ACL Injury

Anterior Cruciate Ligament Injury - Melbourne Knee Surgeon

What is the anterior cruciate ligament?

The anterior cruciate ligament (ACL) provides stability to the knee joint. It controls the front to back as well as the rotational movement in the knee.

Athletes that participate in highly demanding sports such as soccer, football, basketball, and netball are more likely to sustain an ACL injury.

What are the symptoms of an ACL injury?

ACL injuries usually occur with a rapid change in direction during sporting activity. Patients feel a ‘popping’ sensation accompanied by rapid onset swelling within the knee joint.

Once torn, the ACL is unlikely to heal without surgery, and the usual translational and rotational control that it provides is lost. This injury can be associated with tears of the meniscus within the knee.

Returning to a pre-injury level of sport is extremely difficult following an ACL rupture, especially if the sport involves rapid changes in direction.

How do you treat an ACL injury?

If an ACL injury is suspected on clinical examination, an MRI scan will be arranged for you. This should confirm the ACL tear and any other injuries within the knee.

Initially, the treatment focuses on controlling the swelling and restoring the range of motion in the knee. Early surgery is not always suitable for this condition and sometimes will result in knee stiffness in the rehabilitation period. Mr Pai will discuss all options available for your particular injury and needs. This may not necessarily involve an operation, but rather a period of physiotherapy to regain strength and stability within the knee.

What does an ACL reconstruction surgery involve?

If surgery is recommended, an ACL reconstruction will be performed. Unfortunately, most ACL tears can’t reliably be repaired, and the patients will require a reconstructive procedure using a graft to provide stability to the knee.

There are different graft choices that include hamstring tendon, patellar tendon, quadriceps tendon, and cadaveric graft (allograft). Mr Pai will discuss the various options and which graft choice is best for you.

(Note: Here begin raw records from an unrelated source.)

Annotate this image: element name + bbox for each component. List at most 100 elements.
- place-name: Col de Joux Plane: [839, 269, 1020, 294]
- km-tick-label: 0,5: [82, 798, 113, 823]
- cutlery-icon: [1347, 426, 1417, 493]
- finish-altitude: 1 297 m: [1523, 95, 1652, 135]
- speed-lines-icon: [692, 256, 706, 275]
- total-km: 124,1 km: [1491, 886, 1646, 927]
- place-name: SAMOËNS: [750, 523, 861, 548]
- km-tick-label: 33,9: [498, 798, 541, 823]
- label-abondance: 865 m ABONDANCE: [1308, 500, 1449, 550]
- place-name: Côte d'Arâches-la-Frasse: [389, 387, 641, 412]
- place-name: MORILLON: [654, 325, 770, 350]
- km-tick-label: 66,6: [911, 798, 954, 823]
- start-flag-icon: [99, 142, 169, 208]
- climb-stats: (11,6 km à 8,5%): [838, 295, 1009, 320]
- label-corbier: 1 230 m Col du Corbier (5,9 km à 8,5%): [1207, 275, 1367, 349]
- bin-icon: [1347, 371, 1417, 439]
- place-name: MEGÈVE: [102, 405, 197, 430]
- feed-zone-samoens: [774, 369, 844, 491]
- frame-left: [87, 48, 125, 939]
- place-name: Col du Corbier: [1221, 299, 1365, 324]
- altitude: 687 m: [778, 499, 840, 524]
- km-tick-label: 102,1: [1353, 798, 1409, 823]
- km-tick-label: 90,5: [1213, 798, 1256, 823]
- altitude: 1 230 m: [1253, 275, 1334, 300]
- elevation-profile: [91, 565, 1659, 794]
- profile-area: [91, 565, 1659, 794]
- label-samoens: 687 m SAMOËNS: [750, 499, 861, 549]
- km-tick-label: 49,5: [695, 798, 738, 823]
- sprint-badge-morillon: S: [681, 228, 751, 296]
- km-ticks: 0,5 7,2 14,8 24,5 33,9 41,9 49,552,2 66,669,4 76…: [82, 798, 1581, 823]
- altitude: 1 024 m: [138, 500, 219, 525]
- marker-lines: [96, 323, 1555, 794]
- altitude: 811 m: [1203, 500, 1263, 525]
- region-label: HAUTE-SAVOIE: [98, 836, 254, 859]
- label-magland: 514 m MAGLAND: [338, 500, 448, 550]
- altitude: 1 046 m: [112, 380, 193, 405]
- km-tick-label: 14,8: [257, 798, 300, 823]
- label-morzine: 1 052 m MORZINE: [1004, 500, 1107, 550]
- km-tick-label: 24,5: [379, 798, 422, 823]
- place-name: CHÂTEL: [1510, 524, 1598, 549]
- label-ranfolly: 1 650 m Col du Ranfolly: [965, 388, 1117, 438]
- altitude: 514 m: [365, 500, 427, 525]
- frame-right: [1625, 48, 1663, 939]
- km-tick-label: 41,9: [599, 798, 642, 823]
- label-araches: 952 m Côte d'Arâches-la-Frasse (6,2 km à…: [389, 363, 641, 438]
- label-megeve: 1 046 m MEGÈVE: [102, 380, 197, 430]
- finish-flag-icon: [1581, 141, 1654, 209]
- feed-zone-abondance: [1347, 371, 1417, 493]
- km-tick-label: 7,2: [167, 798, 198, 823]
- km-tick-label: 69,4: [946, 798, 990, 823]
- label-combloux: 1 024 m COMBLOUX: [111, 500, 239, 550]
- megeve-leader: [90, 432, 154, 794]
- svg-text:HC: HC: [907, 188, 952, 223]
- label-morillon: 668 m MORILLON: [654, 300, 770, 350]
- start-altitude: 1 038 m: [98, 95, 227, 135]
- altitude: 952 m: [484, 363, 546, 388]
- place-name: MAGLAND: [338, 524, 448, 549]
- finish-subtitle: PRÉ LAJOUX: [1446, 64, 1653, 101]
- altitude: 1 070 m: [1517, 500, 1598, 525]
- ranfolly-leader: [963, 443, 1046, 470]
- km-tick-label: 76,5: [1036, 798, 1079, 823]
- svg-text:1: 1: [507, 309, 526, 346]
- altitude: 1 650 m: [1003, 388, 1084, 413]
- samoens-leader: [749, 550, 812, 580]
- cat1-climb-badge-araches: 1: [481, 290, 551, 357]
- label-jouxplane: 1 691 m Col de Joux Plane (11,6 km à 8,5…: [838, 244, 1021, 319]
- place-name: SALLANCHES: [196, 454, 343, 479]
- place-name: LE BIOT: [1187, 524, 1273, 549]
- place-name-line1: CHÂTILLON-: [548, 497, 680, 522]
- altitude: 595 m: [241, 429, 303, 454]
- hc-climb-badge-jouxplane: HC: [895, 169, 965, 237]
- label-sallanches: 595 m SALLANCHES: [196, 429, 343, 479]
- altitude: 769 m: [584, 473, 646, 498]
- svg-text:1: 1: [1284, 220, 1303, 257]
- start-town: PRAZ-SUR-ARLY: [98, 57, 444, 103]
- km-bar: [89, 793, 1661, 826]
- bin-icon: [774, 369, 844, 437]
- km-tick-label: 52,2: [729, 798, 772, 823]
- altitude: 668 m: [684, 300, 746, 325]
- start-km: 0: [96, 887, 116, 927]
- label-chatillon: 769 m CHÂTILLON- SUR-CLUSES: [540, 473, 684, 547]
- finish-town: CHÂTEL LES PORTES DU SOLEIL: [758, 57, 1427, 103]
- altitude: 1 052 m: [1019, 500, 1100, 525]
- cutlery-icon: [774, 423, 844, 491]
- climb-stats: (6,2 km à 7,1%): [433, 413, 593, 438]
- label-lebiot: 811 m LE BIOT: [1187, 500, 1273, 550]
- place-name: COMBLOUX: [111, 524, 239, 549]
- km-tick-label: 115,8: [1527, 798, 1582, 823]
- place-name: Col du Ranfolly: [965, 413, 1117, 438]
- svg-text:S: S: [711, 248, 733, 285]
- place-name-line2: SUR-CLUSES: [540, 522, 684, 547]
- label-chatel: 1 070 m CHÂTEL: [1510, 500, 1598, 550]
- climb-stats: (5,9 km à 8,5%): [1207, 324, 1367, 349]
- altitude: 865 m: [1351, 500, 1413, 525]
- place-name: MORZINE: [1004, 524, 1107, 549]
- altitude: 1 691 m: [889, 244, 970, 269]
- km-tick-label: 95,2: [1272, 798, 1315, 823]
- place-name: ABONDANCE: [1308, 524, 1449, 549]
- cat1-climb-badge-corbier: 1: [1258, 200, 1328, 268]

The ACL reconstruction is performed using keyhole (arthroscopic) surgery. The graft harvest is performed using a small open incision. Bone tunnels are made in the femur and tibia bones to allow passage of the graft tissue. The graft is held in place using a combination of screws and/or a small metallic button held to the graft via a loop.

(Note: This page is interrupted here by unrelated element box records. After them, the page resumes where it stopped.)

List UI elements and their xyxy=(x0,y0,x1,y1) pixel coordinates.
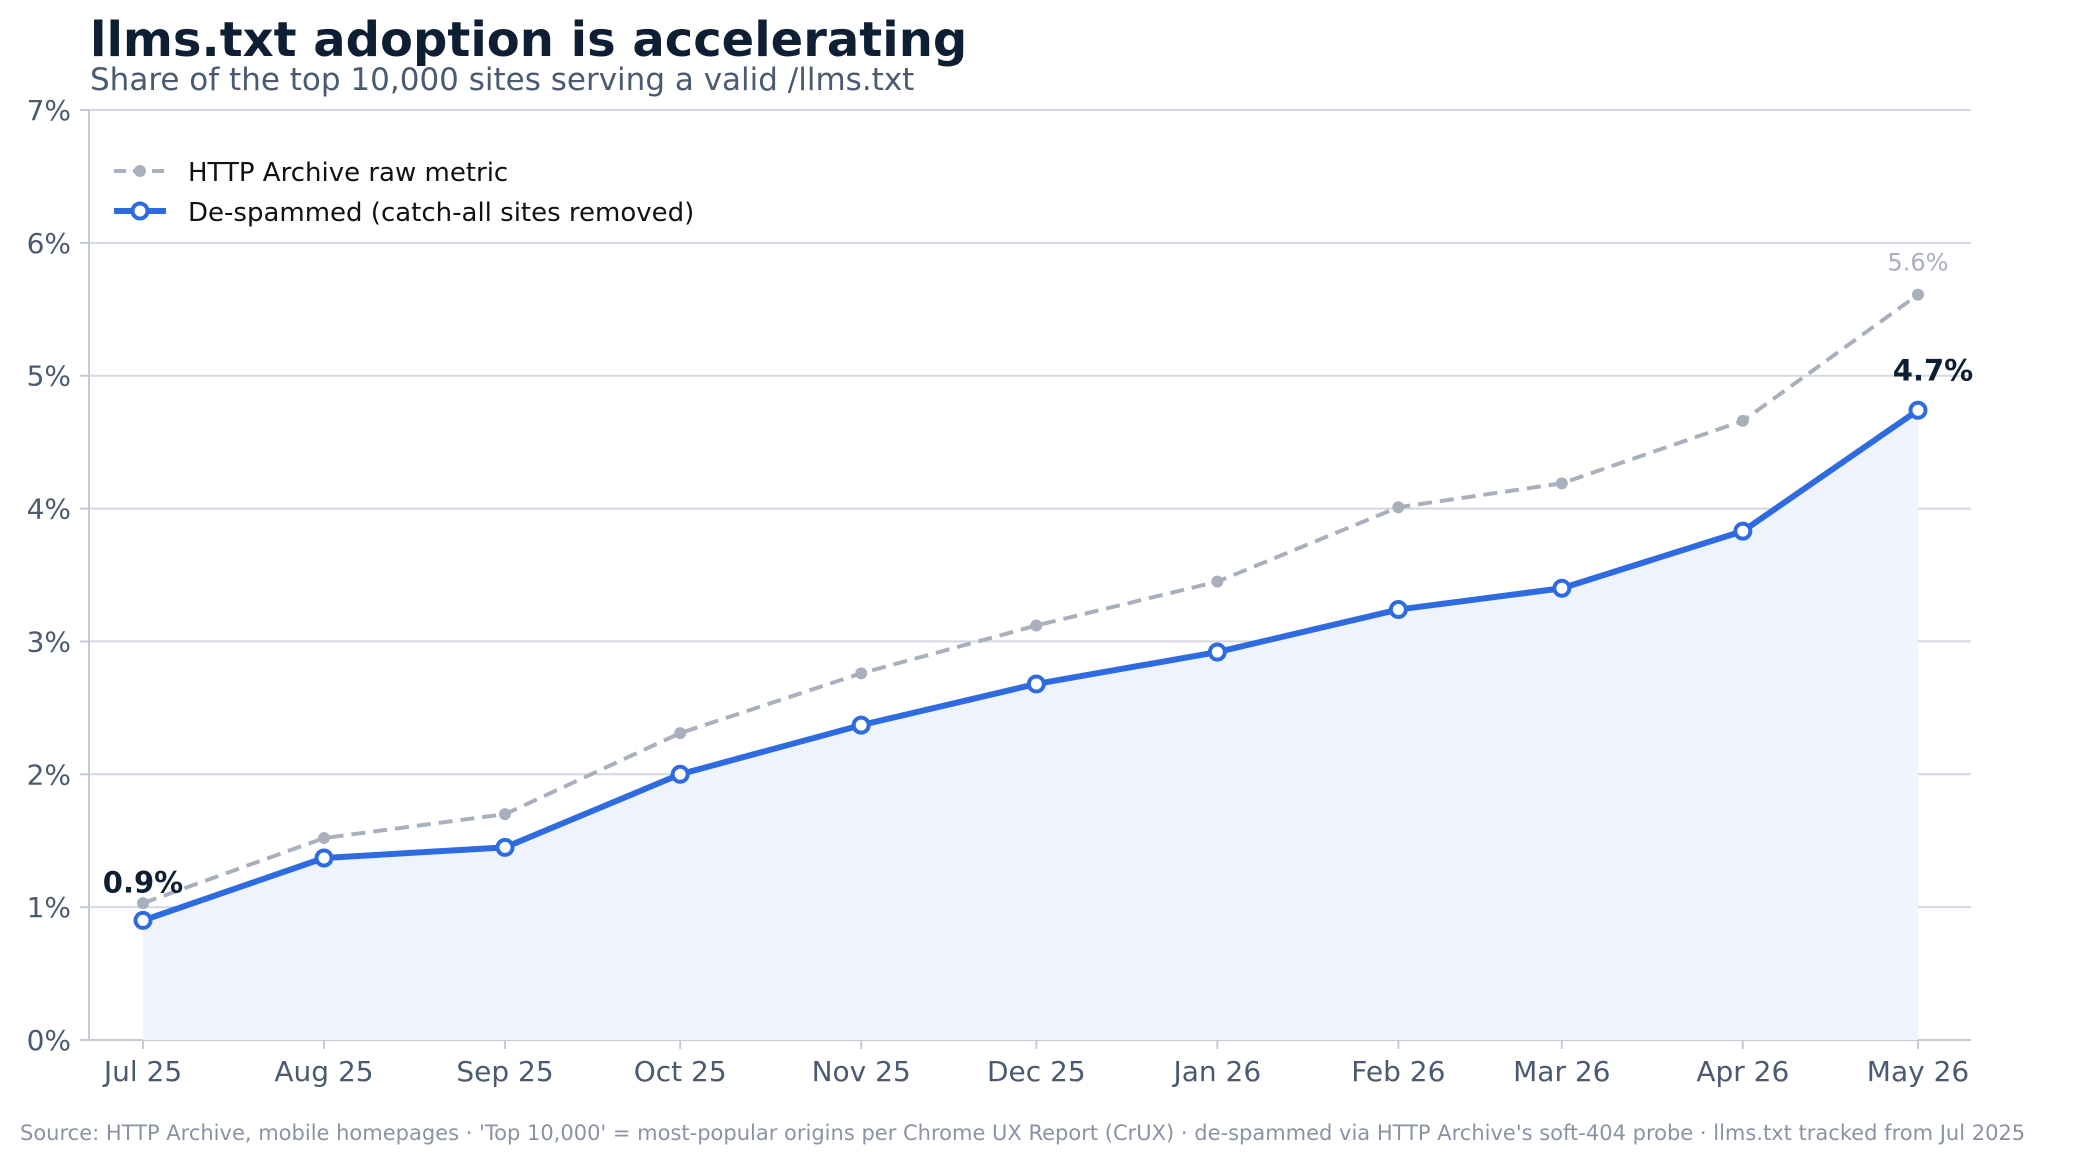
legend-marker-despammed xyxy=(130,201,150,221)
despammed-series-point xyxy=(1207,642,1227,662)
despammed-series-point xyxy=(495,837,515,857)
despammed-series-point xyxy=(1908,400,1928,420)
y-tick-label: 6% xyxy=(27,227,71,260)
despammed-end-label: 4.7% xyxy=(1893,353,1973,387)
raw-series-point xyxy=(499,808,512,821)
despammed-series-point xyxy=(851,715,871,735)
raw-series-line xyxy=(142,293,1920,906)
despammed-series-point xyxy=(1388,600,1408,620)
data-labels: 0.9% 4.7% 5.6% xyxy=(103,249,1973,900)
gridlines xyxy=(89,109,1971,909)
x-tick-label: Feb 26 xyxy=(1351,1055,1445,1088)
area-fill xyxy=(143,410,1918,1040)
x-tick-label: Nov 25 xyxy=(812,1055,911,1088)
legend-label-raw: HTTP Archive raw metric xyxy=(188,158,508,188)
raw-series-point xyxy=(1030,619,1043,632)
legend-marker-raw xyxy=(134,165,146,177)
despammed-series-point xyxy=(1026,674,1046,694)
raw-series-point xyxy=(318,832,331,845)
y-tick-label: 0% xyxy=(27,1024,71,1057)
raw-series-point xyxy=(1555,477,1568,490)
chart-title: llms.txt adoption is accelerating xyxy=(90,12,967,68)
despammed-series-point xyxy=(1733,521,1753,541)
x-tick-label: Mar 26 xyxy=(1513,1055,1610,1088)
y-tick-label: 7% xyxy=(27,94,71,127)
despammed-area xyxy=(143,410,1918,1040)
raw-series-point xyxy=(137,897,149,910)
y-tick-label: 2% xyxy=(27,758,71,791)
despammed-series-point xyxy=(314,848,334,868)
despammed-start-label: 0.9% xyxy=(103,865,183,899)
y-tick-label: 5% xyxy=(27,360,71,393)
y-tick-label: 4% xyxy=(27,493,71,526)
y-tick-label: 1% xyxy=(27,891,71,924)
x-tick-label: Apr 26 xyxy=(1696,1055,1789,1088)
series-lines xyxy=(133,288,1928,930)
raw-series-point xyxy=(674,727,687,740)
raw-end-label: 5.6% xyxy=(1888,249,1949,277)
raw-series-point xyxy=(1211,575,1224,588)
y-tick-label: 3% xyxy=(27,625,71,658)
despammed-series-point xyxy=(133,910,153,930)
x-tick-label: Jul 25 xyxy=(102,1055,182,1088)
raw-series-point xyxy=(1736,414,1749,427)
legend: HTTP Archive raw metric De-spammed (catc… xyxy=(114,158,694,228)
x-tick-label: Jan 26 xyxy=(1171,1055,1261,1088)
x-tick-label: Aug 25 xyxy=(274,1055,373,1088)
despammed-series-point xyxy=(1552,578,1572,598)
legend-label-despammed: De-spammed (catch-all sites removed) xyxy=(188,198,694,228)
x-tick-label: Sep 25 xyxy=(456,1055,553,1088)
x-tick-label: Dec 25 xyxy=(987,1055,1086,1088)
raw-series-point xyxy=(1392,501,1405,514)
chart-subtitle: Share of the top 10,000 sites serving a … xyxy=(90,62,914,98)
raw-series-point xyxy=(1912,288,1924,301)
despammed-series-point xyxy=(670,764,690,784)
x-tick-label: Oct 25 xyxy=(634,1055,727,1088)
source-note: Source: HTTP Archive, mobile homepages ·… xyxy=(20,1121,2025,1145)
raw-series-point xyxy=(855,667,868,680)
x-tick-label: May 26 xyxy=(1867,1055,1969,1088)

Occasionally, another incision may be made on the outside of the knee in order to harvest a band of tissue that protects your new ACL graft while it heals. This is called lateral tenodesis and will provide more rotational control of the injured knee. Mr Pai will examine your knee during your consultation to see if this appropriate in your case. Recent studies have shown that this can reduce the re-injury rate of the ACL graft.

Any associated problems such as meniscal tears and cartilage lesions will be addressed during the same procedure.

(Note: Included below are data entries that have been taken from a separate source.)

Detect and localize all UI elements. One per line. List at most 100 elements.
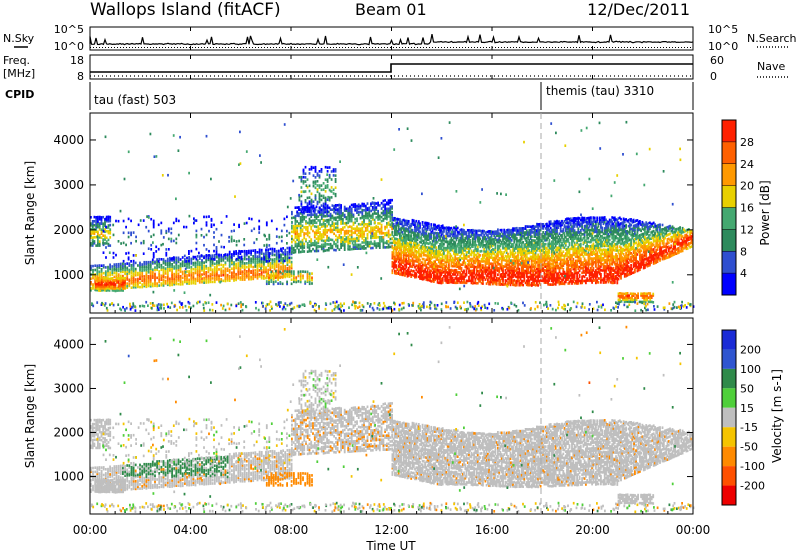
power-cell bbox=[384, 246, 386, 249]
power-cell bbox=[488, 240, 490, 243]
power-cell bbox=[335, 216, 337, 220]
power-cell bbox=[126, 284, 129, 288]
power-cell bbox=[387, 229, 390, 233]
power-cell bbox=[495, 232, 498, 235]
power-cell bbox=[342, 214, 344, 217]
power-cell bbox=[476, 255, 479, 259]
power-cell bbox=[290, 278, 293, 281]
power-cell bbox=[122, 276, 124, 280]
power-cell bbox=[373, 242, 376, 246]
power-cell bbox=[446, 256, 449, 260]
power-cell bbox=[410, 275, 413, 278]
power-cell bbox=[427, 234, 430, 238]
power-cell bbox=[320, 198, 323, 202]
power-cell bbox=[530, 284, 533, 287]
power-cell bbox=[438, 260, 440, 264]
power-cell bbox=[488, 268, 490, 272]
power-cell bbox=[434, 239, 436, 242]
power-cell bbox=[411, 237, 414, 241]
power-cell bbox=[453, 263, 455, 266]
power-cell bbox=[195, 247, 198, 251]
power-cell bbox=[394, 229, 396, 233]
power-cell bbox=[528, 249, 531, 252]
power-cell bbox=[248, 251, 250, 255]
power-cell bbox=[489, 246, 492, 249]
power-cell bbox=[350, 213, 353, 216]
power-cell bbox=[497, 232, 499, 235]
power-cell bbox=[268, 274, 270, 277]
power-cell bbox=[269, 264, 272, 267]
power-cell bbox=[157, 247, 160, 251]
power-cell bbox=[470, 245, 473, 248]
power-cell bbox=[237, 262, 240, 265]
power-cell bbox=[316, 188, 319, 191]
power-cell bbox=[368, 208, 371, 212]
power-cell bbox=[114, 279, 117, 282]
power-cell bbox=[104, 228, 106, 231]
power-cell bbox=[143, 275, 146, 278]
power-cell bbox=[524, 243, 527, 246]
power-cell bbox=[340, 246, 342, 249]
power-cell bbox=[427, 255, 430, 258]
power-cell bbox=[248, 277, 250, 281]
power-cell bbox=[184, 276, 186, 280]
power-cell bbox=[425, 237, 428, 241]
power-cell bbox=[310, 205, 313, 208]
power-cell bbox=[406, 248, 409, 251]
power-cell bbox=[387, 243, 390, 247]
power-cell bbox=[109, 266, 111, 269]
power-cell bbox=[485, 244, 488, 247]
power-cell bbox=[446, 250, 449, 254]
power-cell bbox=[409, 271, 411, 274]
power-cell bbox=[265, 266, 267, 269]
power-cell bbox=[340, 204, 342, 207]
power-cell bbox=[352, 203, 355, 206]
power-cell bbox=[184, 260, 186, 264]
power-cell bbox=[455, 244, 458, 248]
power-cell bbox=[366, 212, 369, 215]
power-cell bbox=[416, 266, 419, 270]
power-cell bbox=[122, 241, 125, 245]
power-cell bbox=[265, 245, 268, 249]
power-cell bbox=[113, 285, 115, 288]
power-cell bbox=[519, 271, 522, 275]
power-cell bbox=[373, 244, 376, 247]
power-cell bbox=[503, 241, 506, 244]
power-cell bbox=[443, 236, 445, 240]
power-cell bbox=[357, 245, 360, 248]
power-cell bbox=[524, 253, 527, 257]
power-cell bbox=[532, 277, 534, 281]
power-cell bbox=[395, 272, 398, 275]
power-cell bbox=[278, 256, 281, 259]
power-cell bbox=[107, 215, 110, 219]
power-cell bbox=[421, 251, 424, 254]
power-cell bbox=[421, 229, 424, 232]
power-cell bbox=[139, 261, 141, 265]
power-cell bbox=[530, 269, 533, 272]
power-cell bbox=[415, 256, 418, 259]
power-cell bbox=[243, 274, 246, 277]
power-cell bbox=[434, 264, 436, 267]
power-cell bbox=[116, 289, 118, 292]
power-cell bbox=[504, 254, 507, 258]
power-cell bbox=[275, 249, 278, 253]
power-cell bbox=[527, 282, 529, 285]
power-cell bbox=[420, 251, 423, 254]
power-cell bbox=[420, 249, 423, 252]
power-cell bbox=[310, 219, 313, 223]
power-cell bbox=[284, 254, 287, 258]
power-cell bbox=[357, 229, 360, 232]
power-cell bbox=[389, 198, 392, 202]
power-cell bbox=[335, 228, 337, 232]
power-cell bbox=[401, 271, 404, 275]
power-cell bbox=[522, 275, 524, 279]
power-cell bbox=[347, 207, 350, 210]
power-cell bbox=[97, 220, 99, 223]
power-cell bbox=[461, 238, 464, 242]
power-cell bbox=[149, 268, 152, 272]
power-cell bbox=[459, 265, 462, 268]
power-cell bbox=[101, 278, 103, 282]
power-cell bbox=[471, 279, 474, 283]
power-cell bbox=[158, 276, 161, 279]
power-cell bbox=[326, 220, 328, 224]
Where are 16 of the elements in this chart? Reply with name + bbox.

How long is the recovery following ACL reconstruction surgery?

Most patients who have ACL surgery get discharged on the same day they have surgery. Occasionally, patients will have to stay overnight till they are comfortable and safe to mobilise with crutches.

Mr Pai will organise outpatient physiotherapy for you. Participation is crucial to your recovery. It is important to follow the instructions you will be given post-operatively. Rehabilitation does not follow a strict timeline and is based on the individual. There are certain goals you will need to achieve prior to progressing to the next phase of rehabilitation.

There will be certain restrictions on activities in the first few months after an ACL reconstruction to help your graft heal. Performing certain activities too early may risk stretching out your new graft or re-rupturing the graft.

Return to play will depend on certain criteria and the type of graft. In general, most will return to full sporting activity at least 12 months after surgery. In order to safely return to play, it is important to achieve good control of the muscles that stabilise the knee joint. Mr Pai will refer you to a physiotherapist to perform return-to-play testing to assess whether you are safe to return to sport.